Барбара пришла через пять минут с виноватой улыбкой.
– Ты на самом деле хочешь знать, что он сказал?
– Нет, не хочу.
– Так я и думала.
Барбара наблюдала, как Дафна со вздохом погрузилась в удобное кресло, откинув голову назад на мягкую белую подушку.
– Почему ты так чертовски много работаешь, Дафф? Нельзя же все время выдерживать такой темп.
Дафна по-прежнему выглядела как девочка, когда так сидела, но атмосфера женственности всегда окружала ее, хотя сама она старалась об этом не задумываться. Дафна была добра со всеми, с кем ей приходилось общаться: с издателями, агентом, секретаршей, немногими друзьями, сыном, персоналом школы, другими детьми. Она была добра ко всем, но не к себе. Себе она ставила непосильные цели и предъявляла почти невозможные требования. Она работала по пятнадцать часов в сутки и всегда была терпеливой, участливой, душевной. В душевности она отказывала только себе. Она в самом деле никого к себе не допускала. В ее жизни было слишком много боли, слишком много утрат, и теперь она навсегда окружила себя стенами. Барбара снова об этом подумала, глядя на неподвижное тело, распластанное на больничной койке, и эхо слов Дафны раздавалось у нее в голове.

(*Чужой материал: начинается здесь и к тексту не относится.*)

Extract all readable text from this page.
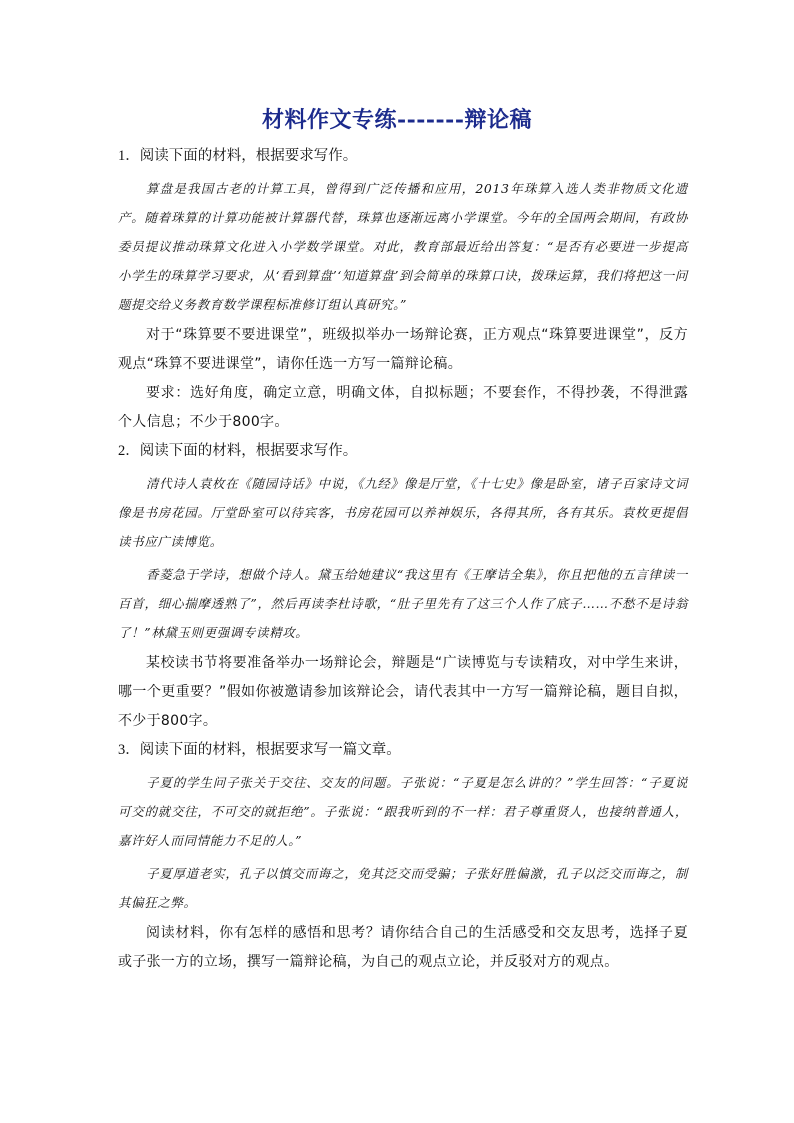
材料作文专练-------辩论稿

1．阅读下面的材料，根据要求写作。

算盘是我国古老的计算工具，曾得到广泛传播和应用，2013年珠算入选人类非物质文化遗产。随着珠算的计算功能被计算器代替，珠算也逐渐远离小学课堂。今年的全国两会期间，有政协委员提议推动珠算文化进入小学数学课堂。对此，教育部最近给出答复：“是否有必要进一步提高小学生的珠算学习要求，从‘看到算盘’‘知道算盘’到会简单的珠算口诀，拨珠运算，我们将把这一问题提交给义务教育数学课程标准修订组认真研究。”

对于“珠算要不要进课堂”，班级拟举办一场辩论赛，正方观点“珠算要进课堂”，反方观点“珠算不要进课堂”，请你任选一方写一篇辩论稿。

要求：选好角度，确定立意，明确文体，自拟标题；不要套作，不得抄袭，不得泄露个人信息；不少于800字。

2．阅读下面的材料，根据要求写作。

清代诗人袁枚在《随园诗话》中说，《九经》像是厅堂，《十七史》像是卧室，诸子百家诗文词像是书房花园。厅堂卧室可以待宾客，书房花园可以养神娱乐，各得其所，各有其乐。袁枚更提倡读书应广读博览。

香菱急于学诗，想做个诗人。黛玉给她建议“我这里有《王摩诘全集》，你且把他的五言律读一百首，细心揣摩透熟了”，然后再读李杜诗歌，“肚子里先有了这三个人作了底子……不愁不是诗翁了！”林黛玉则更强调专读精攻。

某校读书节将要准备举办一场辩论会，辩题是“广读博览与专读精攻，对中学生来讲，哪一个更重要？”假如你被邀请参加该辩论会，请代表其中一方写一篇辩论稿，题目自拟，不少于800字。

3．阅读下面的材料，根据要求写一篇文章。

子夏的学生问子张关于交往、交友的问题。子张说：“子夏是怎么讲的？”学生回答：“子夏说可交的就交往，不可交的就拒绝”。子张说：“跟我听到的不一样：君子尊重贤人，也接纳普通人，嘉许好人而同情能力不足的人。”

子夏厚道老实，孔子以慎交而诲之，免其泛交而受骗；子张好胜偏激，孔子以泛交而诲之，制其偏狂之弊。

阅读材料，你有怎样的感悟和思考？请你结合自己的生活感受和交友思考，选择子夏或子张一方的立场，撰写一篇辩论稿，为自己的观点立论，并反驳对方的观点。
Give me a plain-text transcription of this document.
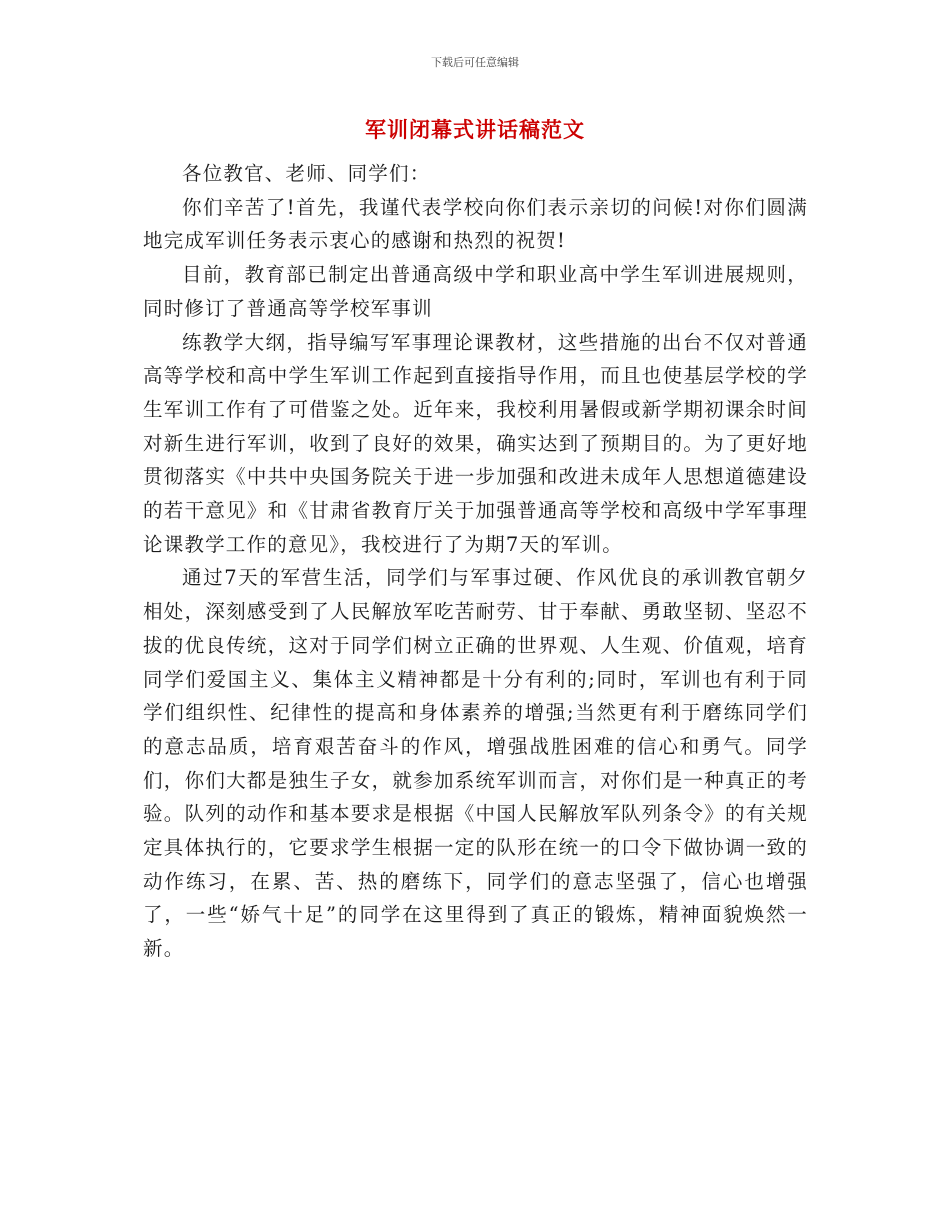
下载后可任意编辑
军训闭幕式讲话稿范文

各位教官、老师、同学们：

你们辛苦了!首先，我谨代表学校向你们表示亲切的问候!对你们圆满地完成军训任务表示衷心的感谢和热烈的祝贺!

目前，教育部已制定出普通高级中学和职业高中学生军训进展规则，同时修订了普通高等学校军事训

练教学大纲，指导编写军事理论课教材，这些措施的出台不仅对普通高等学校和高中学生军训工作起到直接指导作用，而且也使基层学校的学生军训工作有了可借鉴之处。近年来，我校利用暑假或新学期初课余时间对新生进行军训，收到了良好的效果，确实达到了预期目的。为了更好地贯彻落实《中共中央国务院关于进一步加强和改进未成年人思想道德建设的若干意见》和《甘肃省教育厅关于加强普通高等学校和高级中学军事理论课教学工作的意见》，我校进行了为期7天的军训。

通过7天的军营生活，同学们与军事过硬、作风优良的承训教官朝夕相处，深刻感受到了人民解放军吃苦耐劳、甘于奉献、勇敢坚韧、坚忍不拔的优良传统，这对于同学们树立正确的世界观、人生观、价值观，培育同学们爱国主义、集体主义精神都是十分有利的;同时，军训也有利于同学们组织性、纪律性的提高和身体素养的增强;当然更有利于磨练同学们的意志品质，培育艰苦奋斗的作风，增强战胜困难的信心和勇气。同学们，你们大都是独生子女，就参加系统军训而言，对你们是一种真正的考验。队列的动作和基本要求是根据《中国人民解放军队列条令》的有关规定具体执行的，它要求学生根据一定的队形在统一的口令下做协调一致的动作练习，在累、苦、热的磨练下，同学们的意志坚强了，信心也增强了，一些“娇气十足”的同学在这里得到了真正的锻炼，精神面貌焕然一新。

– Я не убегаю, Барб. Я делаю карьеру, а это не одно и то же.
– Разве? По мне, так то же самое.
– Может быть. – С Барбарой она обычно была откровенна. – Но это ради доброго дела.
Она работала на благо Эндрю. Благосостояние ему когда-нибудь понадобится, и она хотела, чтобы его жизнь была легкой. Все, что она делала, казалось, сфокусировалось на сыне.
– Я уже раньше это слышала. Но ты достаточно уже сделала для Эндрю, Дафф. Почему бы тебе для разнообразия не подумать о себе?
– Я думаю.
– Неужели? Когда?
– В течение примерно десяти секунд, когда умываюсь утром. – Она улыбнулась своей наперснице и подруге. Были вещи, о которых Дафна не любила говорить. – Итак, они хотят, чтобы я ехала в Чикаго, да?
– Ты можешь оторваться от работы над книгой?
– Если понадобится.
– Так мы едем?
– Не знаю. – Она нахмурила брови и посмотрела в окно, прежде чем снова перевела взгляд на Барбару. – Меня это шоу беспокоит. Я никогда в нем не участвовала и, по правде говоря, не хочу.
– Почему?
Барбара предвидела ответ на этот вопрос. Боб Конрой задавал много каверзных вопросов и был дотошен. У него была превосходная команда «ищеек», он умел раскапывать мелочи из прошлого людей и выкладывать их в своих передачах на национальном телевидении. Барбара понимала: Дафна боялась, что это может случиться и с ней. Она прилагала большие усилия, чтобы ее биография не стала достоянием масс – ни с кем никогда она не говорила о Джеффе или Эми и была непреклонна в том, что касалось Эндрю. Она не хотела, чтобы сын стал предметом досужего любопытства или сплетен. Он жил счастливой, изолированной жизнью в Говардской школе в Нью-Гемпшире и понятия не имел, что его мама – знаменитость.